For Mr. Dittrich, the grass disaster in France was just what he needed to make his case. He is convinced that synthetic surfaces are better for most sports clubs. Matches can be played much more often on artificial fields than on natural grass, and the cost of maintenance is lower. Plus, he said, “players have consistently optimal conditions.

” In the Arctic north, dry southern climes and even in the tropics, artificial turf is often the only option for a permanently playable pitch. Without artificial turf, Mr. Dittrich noted, the Icelandic national team would never have made it to the Euro 2016 quarterfinals in France. Mr. Dittrich, himself an amateur soccer player, isn’t the only one to believe in artificial turf. Last year, financial investor Equistone Partners took over the company from IK Investment Partners. The price is not known.

IK had bought a stake in the company in 2006. Back then, Firl +Schretter Sportstättenbau OHG was created to specialize in the installation of polyurethane surfaces.

A couple of years later, the company went into the production of surfaces for sport and recreation.

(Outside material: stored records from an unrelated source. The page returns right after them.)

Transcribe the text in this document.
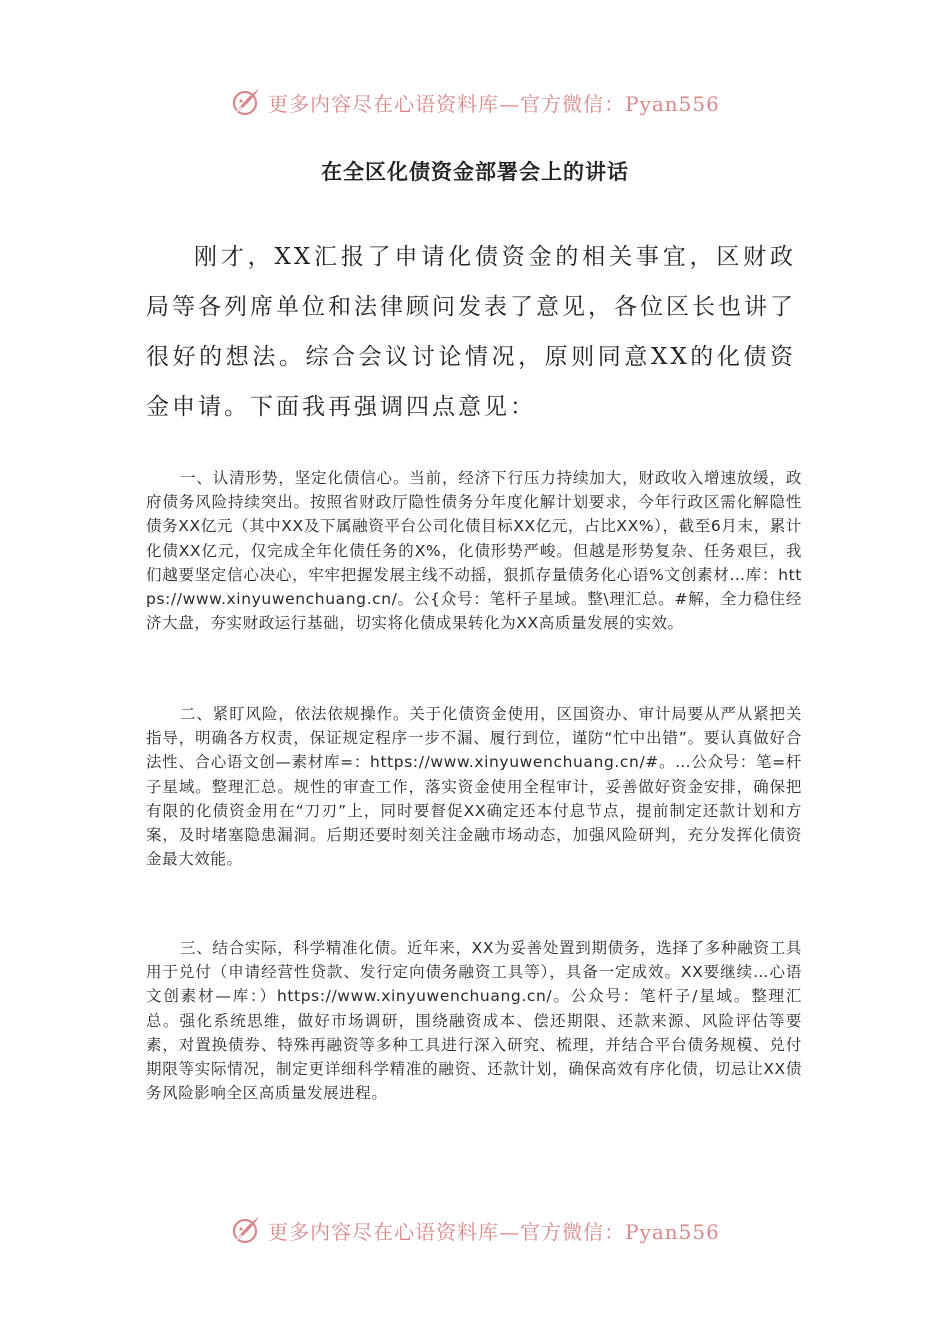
更多内容尽在心语资料库—官方微信：Pyan556
在全区化债资金部署会上的讲话

刚才，XX汇报了申请化债资金的相关事宜，区财政局等各列席单位和法律顾问发表了意见，各位区长也讲了很好的想法。综合会议讨论情况，原则同意XX的化债资金申请。下面我再强调四点意见：

一、认清形势，坚定化债信心。当前，经济下行压力持续加大，财政收入增速放缓，政府债务风险持续突出。按照省财政厅隐性债务分年度化解计划要求，今年行政区需化解隐性债务XX亿元（其中XX及下属融资平台公司化债目标XX亿元，占比XX%），截至6月末，累计化债XX亿元，仅完成全年化债任务的X%，化债形势严峻。但越是形势复杂、任务艰巨，我们越要坚定信心决心，牢牢把握发展主线不动摇，狠抓存量债务化心语%文创素材…库：https://www.xinyuwenchuang.cn/。公{众号：笔杆子星域。整\理汇总。#解，全力稳住经济大盘，夯实财政运行基础，切实将化债成果转化为XX高质量发展的实效。

二、紧盯风险，依法依规操作。关于化债资金使用，区国资办、审计局要从严从紧把关指导，明确各方权责，保证规定程序一步不漏、履行到位，谨防“忙中出错”。要认真做好合法性、合心语文创—素材库=：https://www.xinyuwenchuang.cn/#。…公众号：笔=杆子星域。整理汇总。规性的审查工作，落实资金使用全程审计，妥善做好资金安排，确保把有限的化债资金用在“刀刃”上，同时要督促XX确定还本付息节点，提前制定还款计划和方案，及时堵塞隐患漏洞。后期还要时刻关注金融市场动态，加强风险研判，充分发挥化债资金最大效能。

三、结合实际，科学精准化债。近年来，XX为妥善处置到期债务，选择了多种融资工具用于兑付（申请经营性贷款、发行定向债务融资工具等），具备一定成效。XX要继续…心语文创素材—库：）https://www.xinyuwenchuang.cn/。公众号：笔杆子/星域。整理汇总。强化系统思维，做好市场调研，围绕融资成本、偿还期限、还款来源、风险评估等要素，对置换债券、特殊再融资等多种工具进行深入研究、梳理，并结合平台债务规模、兑付期限等实际情况，制定更详细科学精准的融资、还款计划，确保高效有序化债，切忌让XX债务风险影响全区高质量发展进程。

更多内容尽在心语资料库—官方微信：Pyan556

Since then, the Bavarians have been taking over competitors and building their business worldwide.

SportGroup now has production facilities in the United States, England, Germany, Poland and Australia.

Having a global presence is important since the competition is also active the world over. The competitors Fieldturf and Desso are owned by the surface producer Tarkett. With sales close to EURO 3 billion, the French group is considerably larger, but somewhat smaller than SportGroup in its sports division.

Mr. Dittrich was involved in other international prestige projects before Rio. This summer’s European track and field championships were run on surfaces provided by the Bavarian group.

Artificial turf is still frowned on in the Bundesliga, the German soccer league, but not so much elsewhere. SportGroup turf, for instance, covers Stade de Suisse in Bern, Switzerland. Likewise in Austria at Red Bull Salzburg, the soccer team, or the tennis courts in Key Biscayne, Florida.

Polytan offers nine different types of artificial turf. Poligras Platinum Cool Plus is the name of the carpet Sport- Group laid out on hockey fields in Rio. It is an especially dense and evenly textured surface on which the ball rolls particularly well. At any rate, the ball is rolling well for the German teams in Rio, which are yet to lose a match.

Mr. Dittrich is in Rio to watch the action. Like the players, he wants his firm to “drive consolidation forward. Otherwise, others will.”